This novel is a terrific find—an engrossing example of Southern historical fiction that’s full of gritty realism, heart, and hope. Everhart introduces readers to the rarely-encountered setting of the pine forests near Valdosta, Georgia during the Depression, in the company of three people seeking a way out of their troubles.
Del Reese, a traveling farmhand who’s good-looking and knows it, juggles affairs with three married women until one farmer catches him with his wife and takes revenge. Rae Lynn Cobb has been happy with her older husband, Warren, with whom she runs a small North Carolina turpentine farm, until Warren’s clumsiness and stubbornness lead to a terrible accident and a moral dilemma. Both she and Del are drawn separately to the large Swallow Hill turpentine camp down in southern Georgia, where longleaf pines are tapped for their gum.

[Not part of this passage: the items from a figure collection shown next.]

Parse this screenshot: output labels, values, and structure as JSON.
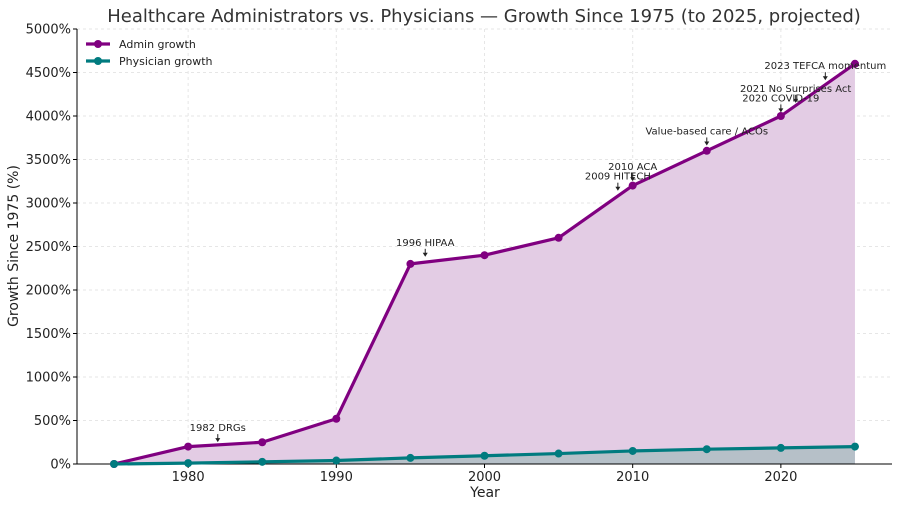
{
  "chart_data": {
    "type": "area",
    "title": "Healthcare Administrators vs. Physicians — Growth Since 1975 (to 2025, projected)",
    "xlabel": "Year",
    "ylabel": "Growth Since 1975 (%)",
    "xlim": [
      1972.5,
      2027.5
    ],
    "ylim": [
      0,
      5000
    ],
    "xticks": [
      1980,
      1990,
      2000,
      2010,
      2020
    ],
    "yticks": [
      0,
      500,
      1000,
      1500,
      2000,
      2500,
      3000,
      3500,
      4000,
      4500,
      5000
    ],
    "ytick_suffix": "%",
    "grid": true,
    "legend": "top-left",
    "series": [
      {
        "name": "Admin growth",
        "color": "#800080",
        "fill_color": "#e3cce4",
        "x": [
          1975,
          1980,
          1985,
          1990,
          1995,
          2000,
          2005,
          2010,
          2015,
          2020,
          2025
        ],
        "y": [
          0,
          200,
          250,
          520,
          2300,
          2400,
          2600,
          3200,
          3600,
          4000,
          4600
        ]
      },
      {
        "name": "Physician growth",
        "color": "#007b7f",
        "fill_color": "#b6c0c8",
        "x": [
          1975,
          1980,
          1985,
          1990,
          1995,
          2000,
          2005,
          2010,
          2015,
          2020,
          2025
        ],
        "y": [
          0,
          10,
          25,
          40,
          70,
          95,
          120,
          150,
          170,
          185,
          200
        ]
      }
    ],
    "annotations": [
      {
        "text": "1982 DRGs",
        "x": 1982,
        "y": 240,
        "anchor": "middle",
        "text_dx": 0,
        "text_dy": -12
      },
      {
        "text": "1996 HIPAA",
        "x": 1996,
        "y": 2370,
        "anchor": "middle",
        "text_dx": 0,
        "text_dy": -12
      },
      {
        "text": "2009 HITECH",
        "x": 2009,
        "y": 3130,
        "anchor": "middle",
        "text_dx": 0,
        "text_dy": -12
      },
      {
        "text": "2010 ACA",
        "x": 2010,
        "y": 3240,
        "anchor": "middle",
        "text_dx": 0,
        "text_dy": -12
      },
      {
        "text": "Value-based care / ACOs",
        "x": 2015,
        "y": 3650,
        "anchor": "middle",
        "text_dx": 0,
        "text_dy": -12
      },
      {
        "text": "2020 COVID-19",
        "x": 2020,
        "y": 4030,
        "anchor": "middle",
        "text_dx": 0,
        "text_dy": -12
      },
      {
        "text": "2021 No Surprises Act",
        "x": 2021,
        "y": 4140,
        "anchor": "middle",
        "text_dx": 0,
        "text_dy": -12
      },
      {
        "text": "2023 TEFCA momentum",
        "x": 2023,
        "y": 4400,
        "anchor": "middle",
        "text_dx": 0,
        "text_dy": -12
      }
    ]
  }
}
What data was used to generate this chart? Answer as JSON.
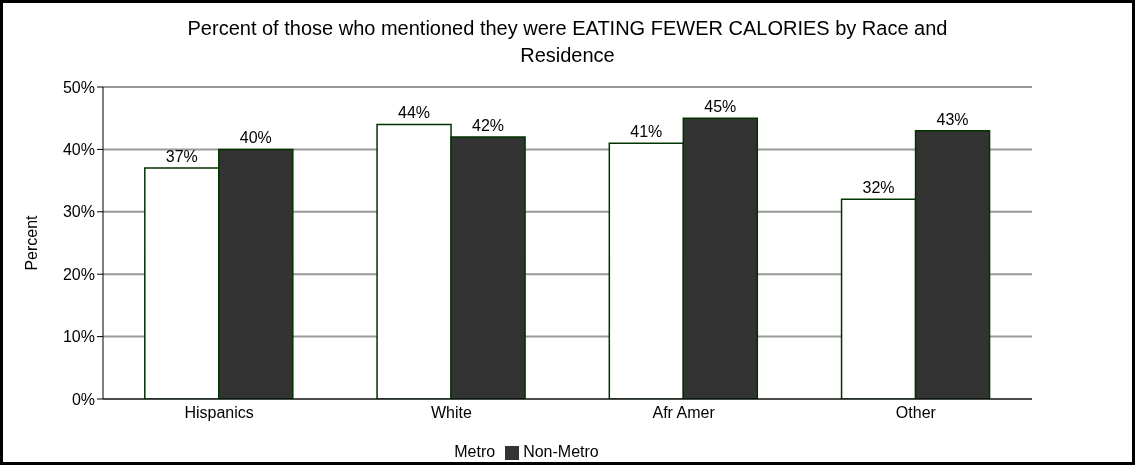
{
  "chart_data": {
    "type": "bar",
    "title": "Percent of those who mentioned they were EATING FEWER CALORIES by Race and Residence",
    "ylabel": "Percent",
    "categories": [
      "Hispanics",
      "White",
      "Afr Amer",
      "Other"
    ],
    "series": [
      {
        "name": "Metro",
        "color": "#ffffff",
        "values": [
          37,
          44,
          41,
          32
        ],
        "value_labels": [
          "37%",
          "44%",
          "41%",
          "32%"
        ]
      },
      {
        "name": "Non-Metro",
        "color": "#333333",
        "values": [
          40,
          42,
          45,
          43
        ],
        "value_labels": [
          "40%",
          "42%",
          "45%",
          "43%"
        ]
      }
    ],
    "ylim": [
      0,
      50
    ],
    "yticks": [
      {
        "value": 0,
        "label": "0%"
      },
      {
        "value": 10,
        "label": "10%"
      },
      {
        "value": 20,
        "label": "20%"
      },
      {
        "value": 30,
        "label": "30%"
      },
      {
        "value": 40,
        "label": "40%"
      },
      {
        "value": 50,
        "label": "50%"
      }
    ],
    "grid": "y",
    "legend": "bottom"
  }
}
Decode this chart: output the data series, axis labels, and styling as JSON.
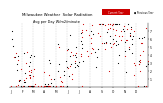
{
  "title": "Milwaukee Weather  Solar Radiation",
  "subtitle": "Avg per Day W/m2/minute",
  "ylim": [
    0,
    8
  ],
  "yticks": [
    1,
    2,
    3,
    4,
    5,
    6,
    7
  ],
  "background_color": "#ffffff",
  "grid_color": "#bbbbbb",
  "dot_color_current": "#cc0000",
  "dot_color_previous": "#000000",
  "legend_label_current": "Current Year",
  "legend_label_previous": "Previous Year",
  "month_positions": [
    0,
    31,
    59,
    90,
    120,
    151,
    181,
    212,
    243,
    273,
    304,
    334
  ],
  "month_labels": [
    "J",
    "F",
    "M",
    "A",
    "M",
    "J",
    "J",
    "A",
    "S",
    "O",
    "N",
    "D"
  ],
  "seed": 42,
  "n_current": 120,
  "n_previous": 110
}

Their presence arouses curiosity. The woods rider supervising the camp, a cruel fellow named Crow, enforces the color line and disapproves of Del taking on work designated for Black men. Having disguised herself as a young man called Ray, Rae Lynn can’t keep up with the others and has trouble making quota; that and her scrappy attitude get her in hot water. (She makes a puzzling mistake in using the call name “Tar Heel” for her work while wanting to conceal her origins.) Then there’s Cornelia, the local commissary’s abused wife. It’s clear she needs rescuing.
The three characters elicit sympathy with their yearnings for something more; Swallow Hill is a nasty place run by mostly nasty people, though the villains aren’t stereotyped. With the intense summer heat, the rich scent of evergreens, and the hum of cicadas filling the air, the atmosphere rises off the page, and the folksy Southern-accented dialogue invites the reader in.
The Saints of Swallow Hill was published by Kensington in January, and I'd reviewed it for the Historical Novels Review's May issue. Donna Everhart has written many other Southern historical novels which I'm now determined to read.